ASH 2021: Early-Phase Trial of Idecabtagene Vicleucel in Resistant Multiple Myeloma
Posted: Wednesday, December 15, 2021
The phase I CRB-402 trial, performed by Noopur S. Raje, MD, of Mass General Hospital Cancer Center, Boston, and colleagues, assessed idecabtagene vicleucel (also known as bb21217)—a B-cell maturation antigen (BCMA)-directed chimeric antigen receptor (CAR) T-cell therapy with an added PI3K inhibitor—for duration of response in patients with resistant multiple myeloma. Their results, which were presented during the 2021 American Society of Hematology (ASH) Annual Meeting & Exposition (Abstract 548), concluded that outcomes of this treatment appear to be promising with consistent toxicities.

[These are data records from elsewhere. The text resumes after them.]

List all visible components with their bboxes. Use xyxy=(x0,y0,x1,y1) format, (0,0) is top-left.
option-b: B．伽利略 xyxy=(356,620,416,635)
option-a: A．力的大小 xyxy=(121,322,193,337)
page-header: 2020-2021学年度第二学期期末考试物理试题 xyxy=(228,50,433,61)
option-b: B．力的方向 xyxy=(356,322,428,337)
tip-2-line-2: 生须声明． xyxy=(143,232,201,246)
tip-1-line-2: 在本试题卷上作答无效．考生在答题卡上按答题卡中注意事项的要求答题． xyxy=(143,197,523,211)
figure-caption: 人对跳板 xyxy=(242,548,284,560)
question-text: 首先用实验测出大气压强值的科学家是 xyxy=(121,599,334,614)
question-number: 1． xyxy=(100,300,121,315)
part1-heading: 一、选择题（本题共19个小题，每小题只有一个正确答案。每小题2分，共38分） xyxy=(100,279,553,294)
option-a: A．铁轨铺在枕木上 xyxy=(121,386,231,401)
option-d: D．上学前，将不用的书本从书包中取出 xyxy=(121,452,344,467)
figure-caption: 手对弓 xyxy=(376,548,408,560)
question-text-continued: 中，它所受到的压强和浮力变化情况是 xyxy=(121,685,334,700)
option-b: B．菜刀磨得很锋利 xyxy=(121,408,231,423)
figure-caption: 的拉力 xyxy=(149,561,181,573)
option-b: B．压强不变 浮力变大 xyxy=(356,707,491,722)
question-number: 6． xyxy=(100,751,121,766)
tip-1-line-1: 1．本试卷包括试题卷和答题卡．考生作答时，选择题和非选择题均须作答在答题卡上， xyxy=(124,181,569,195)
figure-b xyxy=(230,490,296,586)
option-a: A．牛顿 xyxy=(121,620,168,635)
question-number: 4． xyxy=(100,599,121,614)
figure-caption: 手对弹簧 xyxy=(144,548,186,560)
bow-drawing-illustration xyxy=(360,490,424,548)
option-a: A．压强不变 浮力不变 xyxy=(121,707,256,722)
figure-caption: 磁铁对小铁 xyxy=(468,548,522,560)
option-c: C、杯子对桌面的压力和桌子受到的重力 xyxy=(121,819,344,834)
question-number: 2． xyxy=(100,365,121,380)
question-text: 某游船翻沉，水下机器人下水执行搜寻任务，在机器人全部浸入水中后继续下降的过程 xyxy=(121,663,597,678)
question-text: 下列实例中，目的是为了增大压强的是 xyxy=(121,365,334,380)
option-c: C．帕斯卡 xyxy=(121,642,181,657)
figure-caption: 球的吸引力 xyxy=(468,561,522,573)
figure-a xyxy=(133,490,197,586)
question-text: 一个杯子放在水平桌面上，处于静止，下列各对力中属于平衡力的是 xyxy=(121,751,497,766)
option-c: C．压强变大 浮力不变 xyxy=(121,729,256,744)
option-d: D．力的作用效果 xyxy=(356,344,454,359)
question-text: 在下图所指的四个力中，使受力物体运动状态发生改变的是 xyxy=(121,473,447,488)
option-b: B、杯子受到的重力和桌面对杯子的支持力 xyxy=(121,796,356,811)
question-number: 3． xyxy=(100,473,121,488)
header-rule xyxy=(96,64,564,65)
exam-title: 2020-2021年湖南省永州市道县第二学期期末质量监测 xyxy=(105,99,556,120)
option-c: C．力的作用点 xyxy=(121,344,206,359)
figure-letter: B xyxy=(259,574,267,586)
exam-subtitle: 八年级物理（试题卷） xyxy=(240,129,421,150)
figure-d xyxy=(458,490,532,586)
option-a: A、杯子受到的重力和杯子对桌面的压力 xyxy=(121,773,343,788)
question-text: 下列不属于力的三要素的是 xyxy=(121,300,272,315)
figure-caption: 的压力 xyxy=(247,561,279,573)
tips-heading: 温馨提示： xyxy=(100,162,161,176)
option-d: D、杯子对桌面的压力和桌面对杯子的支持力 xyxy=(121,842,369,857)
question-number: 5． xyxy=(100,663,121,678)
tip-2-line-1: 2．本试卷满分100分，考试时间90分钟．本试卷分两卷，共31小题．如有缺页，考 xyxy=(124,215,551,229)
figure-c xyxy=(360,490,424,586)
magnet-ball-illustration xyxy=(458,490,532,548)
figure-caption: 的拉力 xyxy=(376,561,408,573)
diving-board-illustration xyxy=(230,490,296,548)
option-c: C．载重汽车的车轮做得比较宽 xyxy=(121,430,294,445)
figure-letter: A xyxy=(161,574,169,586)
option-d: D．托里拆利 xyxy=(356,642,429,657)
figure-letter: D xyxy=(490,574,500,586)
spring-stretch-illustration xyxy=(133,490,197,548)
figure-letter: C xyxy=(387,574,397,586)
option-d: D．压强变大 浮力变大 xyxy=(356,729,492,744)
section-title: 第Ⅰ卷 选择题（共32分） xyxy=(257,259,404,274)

“Efficacy results are encouraging, with a median duration of response estimate of 17 months; complete response rate continues to mature,” stated the investigators. “Patients with higher levels of proliferative, less differentiated memory-like CAR-positive T cells at peak expansion are more likely to experience prolonged duration of response, continuing to support the hypothesis that the memory-like T-cell phenotype associated with bb21217 results in a prolonged duration of response.”
This multicenter trial enrolled 72 patients with relapsed or refractory multiple myeloma who received at least three prior lines of therapy. Participants underwent lymphodepletion with cyclophosphamide and fludarabine and then received a single infusion of bb21217 at 150 (n = 12), 300 (n = 14), or 450 (n = 46) x 106 CAR-positive T cells.
The median follow-up was 9.0 months, and the median number of prior therapy lines was six. The majority (75%) of patients developed cytokine-release syndrome of grade 1/2 (n = 51) or 3 (n = 1), with a median onset of 2 days; neurotoxicity was reported in 11 patients, with a median onset of 7 days.
CAR-positive T cells were detectable in 81% and 60% of patients at 6 and 12 months, respectively. Of 15 participants evaluable for measurable residual disease (MRD) who experienced a complete response, 14 achieved MRD negativity. Notably, individuals with a higher number of CD8-positive CAR-positive T cells demonstrated a significantly longer duration of response (P = .0024) compared with those exhibiting lower numbers.
Disclosure: For full disclosures of the study authors, visit ash.confex.com.